Não é meu propósito escrever um tratado sobre o assunto, mas alertar para o momento crucial que estamos vivendo: nunca a sociedade teve tamanho poder destrutivo, e nunca a população chegou aos níveis críticos em que se encontra. Nunca as fontes de água doce foram tão ameaçadas, seja pelo degelo dos glaciares, seja pela contaminação dos aqüíferos e das águas de superfície, seja pelo uso dessas águas para consumo industrial, seja pelo consumo doméstico sem nenhum controle, seja pelo uso indiscriminado de agrotóxicos pela lavoura!
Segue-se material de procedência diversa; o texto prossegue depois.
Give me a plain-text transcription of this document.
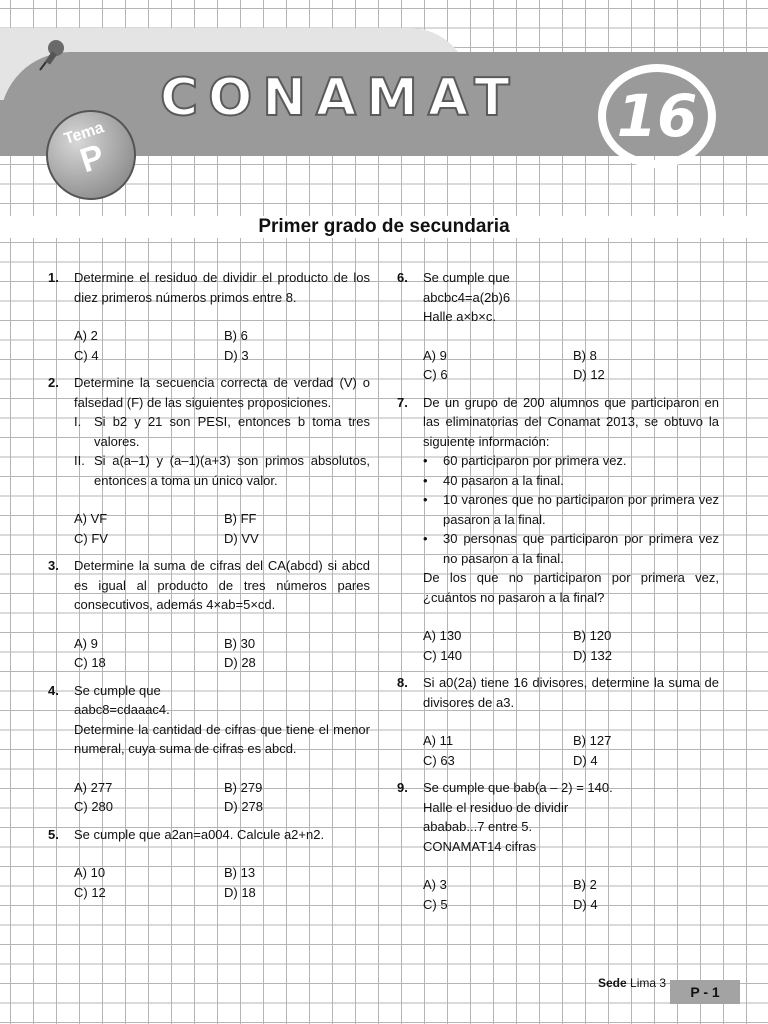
CONAMAT	16
Tema
P
Primer grado de secundaria
1. Determine el residuo de dividir el producto de los diez primeros números primos entre 8.

A) 2	B) 6
C) 4	D) 3
2. Determine la secuencia correcta de verdad (V) o falsedad (F) de las siguientes proposiciones.

I. Si b2 y 21 son PESI, entonces b toma tres valores.

II. Si a(a–1) y (a–1)(a+3) son primos absolutos, entonces a toma un único valor.

A) VF	B) FF
C) FV	D) VV
3. Determine la suma de cifras del CA(abcd) si abcd es igual al producto de tres números pares consecutivos, además 4×ab=5×cd.

A) 9	B) 30
C) 18	D) 28
4. Se cumple que

aabc8=cdaaac4.

Determine la cantidad de cifras que tiene el menor numeral, cuya suma de cifras es abcd.

A) 277	B) 279
C) 280	D) 278
5. Se cumple que a2an=a004. Calcule a2+n2.

A) 10	B) 13
C) 12	D) 18
6. Se cumple que

abcbc4=a(2b)6

Halle a×b×c.

A) 9	B) 8
C) 6	D) 12
7. De un grupo de 200 alumnos que participaron en las eliminatorias del Conamat 2013, se obtuvo la siguiente información:

• 60 participaron por primera vez.

• 40 pasaron a la final.

• 10 varones que no participaron por primera vez pasaron a la final.

• 30 personas que participaron por primera vez no pasaron a la final.

De los que no participaron por primera vez, ¿cuántos no pasaron a la final?

A) 130	B) 120
C) 140	D) 132
8. Si a0(2a) tiene 16 divisores, determine la suma de divisores de a3.

A) 11	B) 127
C) 63	D) 4
9. Se cumple que bab(a – 2) = 140.

Halle el residuo de dividir

ababab...7 entre 5.

CONAMAT14 cifras

A) 3	B) 2
C) 5	D) 4
Sede Lima 3
P - 1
Enfim, existe o chamado “Desenvolvimento Sustentável”? Ele é possível? Sim e não; depende do que pretendemos significar com essa expressão. Se nosso propósito é apenas de marketing, para vender “créditos de carbono”, o desenvolvimento sustentável é uma grande mentira que nos conduzirá mais rapidamente para o fim! No entanto, se houver sinceridade de propósitos, se houver determinação da comunidade internacional até para impor aos governos dos países uma atitude responsável perante os tesouros da Natureza e de sua preservação, então será possível alcançarmos juntos o desenvolvimento sustentável, desde que associado a uma política socializante e humanitária!